A plump, plain-faced woman of about thirty answered Ross’s ring. She was an ash blonde with a round Dutch-girl face which looked as though it would normally be cheerful. At the moment it was woebegone and the eyes were reddened from weeping.
Ross said, “Hi. I don’t know your name, but does your initial happen to be ‘M’?”
The woman looked at him blankly. “I don’t think I understand.”

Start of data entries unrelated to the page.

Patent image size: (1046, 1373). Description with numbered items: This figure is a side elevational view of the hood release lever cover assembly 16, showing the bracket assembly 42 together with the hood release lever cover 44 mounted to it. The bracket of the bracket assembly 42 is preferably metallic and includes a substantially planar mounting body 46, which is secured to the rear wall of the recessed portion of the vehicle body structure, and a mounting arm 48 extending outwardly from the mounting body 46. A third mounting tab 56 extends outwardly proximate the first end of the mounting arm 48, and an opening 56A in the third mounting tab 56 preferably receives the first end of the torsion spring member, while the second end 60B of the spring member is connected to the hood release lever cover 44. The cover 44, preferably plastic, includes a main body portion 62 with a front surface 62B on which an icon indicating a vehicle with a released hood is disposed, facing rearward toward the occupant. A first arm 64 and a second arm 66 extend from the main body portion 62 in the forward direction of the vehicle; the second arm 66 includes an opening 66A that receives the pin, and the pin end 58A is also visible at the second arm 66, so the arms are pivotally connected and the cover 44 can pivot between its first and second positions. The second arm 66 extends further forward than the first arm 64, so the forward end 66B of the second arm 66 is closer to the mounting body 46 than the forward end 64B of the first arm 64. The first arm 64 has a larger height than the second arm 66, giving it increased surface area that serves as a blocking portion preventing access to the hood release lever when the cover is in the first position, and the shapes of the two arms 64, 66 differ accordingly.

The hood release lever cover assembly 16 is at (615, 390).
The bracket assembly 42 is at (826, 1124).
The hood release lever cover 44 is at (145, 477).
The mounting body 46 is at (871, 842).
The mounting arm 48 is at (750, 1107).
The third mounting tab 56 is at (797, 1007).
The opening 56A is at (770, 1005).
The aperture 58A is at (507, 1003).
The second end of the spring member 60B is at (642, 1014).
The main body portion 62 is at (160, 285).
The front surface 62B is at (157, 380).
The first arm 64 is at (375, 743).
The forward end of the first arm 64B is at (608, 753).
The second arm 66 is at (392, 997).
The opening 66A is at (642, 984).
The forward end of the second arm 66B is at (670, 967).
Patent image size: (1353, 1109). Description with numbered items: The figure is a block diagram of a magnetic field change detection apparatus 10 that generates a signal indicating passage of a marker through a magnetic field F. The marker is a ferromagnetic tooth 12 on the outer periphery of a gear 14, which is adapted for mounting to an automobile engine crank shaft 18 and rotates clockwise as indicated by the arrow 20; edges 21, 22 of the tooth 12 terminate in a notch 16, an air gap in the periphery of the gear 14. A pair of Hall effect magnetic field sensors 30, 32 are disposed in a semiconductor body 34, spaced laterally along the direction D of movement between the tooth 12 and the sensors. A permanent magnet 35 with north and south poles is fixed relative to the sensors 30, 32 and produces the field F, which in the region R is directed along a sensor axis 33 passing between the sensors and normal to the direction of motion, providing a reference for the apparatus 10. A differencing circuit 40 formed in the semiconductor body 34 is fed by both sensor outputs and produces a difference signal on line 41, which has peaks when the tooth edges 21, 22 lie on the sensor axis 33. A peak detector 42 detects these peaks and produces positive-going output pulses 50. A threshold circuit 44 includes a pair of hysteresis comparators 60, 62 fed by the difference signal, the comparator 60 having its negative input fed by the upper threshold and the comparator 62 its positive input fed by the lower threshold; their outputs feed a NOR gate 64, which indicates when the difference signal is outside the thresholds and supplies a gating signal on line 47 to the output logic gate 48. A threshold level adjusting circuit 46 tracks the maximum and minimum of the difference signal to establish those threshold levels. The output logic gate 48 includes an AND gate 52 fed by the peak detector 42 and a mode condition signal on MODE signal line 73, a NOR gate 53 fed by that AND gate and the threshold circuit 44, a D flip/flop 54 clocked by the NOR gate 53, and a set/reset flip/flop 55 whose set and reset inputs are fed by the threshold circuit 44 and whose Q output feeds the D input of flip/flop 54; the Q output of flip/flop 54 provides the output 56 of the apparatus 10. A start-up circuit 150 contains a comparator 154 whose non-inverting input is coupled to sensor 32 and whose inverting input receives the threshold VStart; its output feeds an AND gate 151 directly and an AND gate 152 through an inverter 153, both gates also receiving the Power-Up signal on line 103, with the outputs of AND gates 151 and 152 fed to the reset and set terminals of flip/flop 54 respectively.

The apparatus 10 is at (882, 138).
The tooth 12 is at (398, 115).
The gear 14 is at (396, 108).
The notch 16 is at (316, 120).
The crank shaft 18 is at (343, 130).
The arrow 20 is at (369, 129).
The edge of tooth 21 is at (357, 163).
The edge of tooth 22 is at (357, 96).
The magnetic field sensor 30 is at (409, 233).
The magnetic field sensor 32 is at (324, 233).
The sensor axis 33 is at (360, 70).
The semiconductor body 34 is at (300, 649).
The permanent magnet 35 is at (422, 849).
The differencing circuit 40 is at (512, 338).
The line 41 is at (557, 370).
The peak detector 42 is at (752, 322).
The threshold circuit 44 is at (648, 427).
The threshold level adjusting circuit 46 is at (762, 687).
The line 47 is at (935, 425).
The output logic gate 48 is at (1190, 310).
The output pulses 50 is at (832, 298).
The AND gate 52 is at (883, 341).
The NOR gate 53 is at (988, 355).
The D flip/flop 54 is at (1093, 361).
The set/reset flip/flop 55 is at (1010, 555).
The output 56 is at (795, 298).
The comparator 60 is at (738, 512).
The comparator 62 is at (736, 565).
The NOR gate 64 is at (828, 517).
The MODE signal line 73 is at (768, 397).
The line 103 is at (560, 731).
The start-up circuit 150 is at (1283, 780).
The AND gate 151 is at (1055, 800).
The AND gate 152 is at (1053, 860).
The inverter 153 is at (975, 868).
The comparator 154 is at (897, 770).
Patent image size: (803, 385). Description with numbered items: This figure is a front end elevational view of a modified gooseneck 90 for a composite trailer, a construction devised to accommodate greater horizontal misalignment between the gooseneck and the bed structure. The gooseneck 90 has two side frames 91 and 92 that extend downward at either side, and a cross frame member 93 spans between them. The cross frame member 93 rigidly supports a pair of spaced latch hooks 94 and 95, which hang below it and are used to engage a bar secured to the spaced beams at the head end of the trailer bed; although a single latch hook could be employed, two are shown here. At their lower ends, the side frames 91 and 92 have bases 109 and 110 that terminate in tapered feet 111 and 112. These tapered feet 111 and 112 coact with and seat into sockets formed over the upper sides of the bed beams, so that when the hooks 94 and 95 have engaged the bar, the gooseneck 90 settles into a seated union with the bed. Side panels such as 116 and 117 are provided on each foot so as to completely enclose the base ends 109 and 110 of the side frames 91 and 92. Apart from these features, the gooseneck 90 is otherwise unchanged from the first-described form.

“I’m Clancy Ross. Benny Stoneman worked for me. That mean anything to you?”
Now the woman looked startled. She examined the slim gambler from his prematurely gray hair to his brightly polished shoes.
Finally she asked, “How’d you find out about me?”
“A letter Benny left lying around. You are M, aren’t you?”
She shrugged hopelessly. “Come in, Mr. Ross.”
He followed her into a large living room comfortably but old-fashionedly furnished with mohair furniture, marble-topped end tables and beaded lamps of the same vintage as the house. Ross chose an over-stuffed chair and the woman wearily seated herself in the center of a huge sofa, her hands folded in her lap.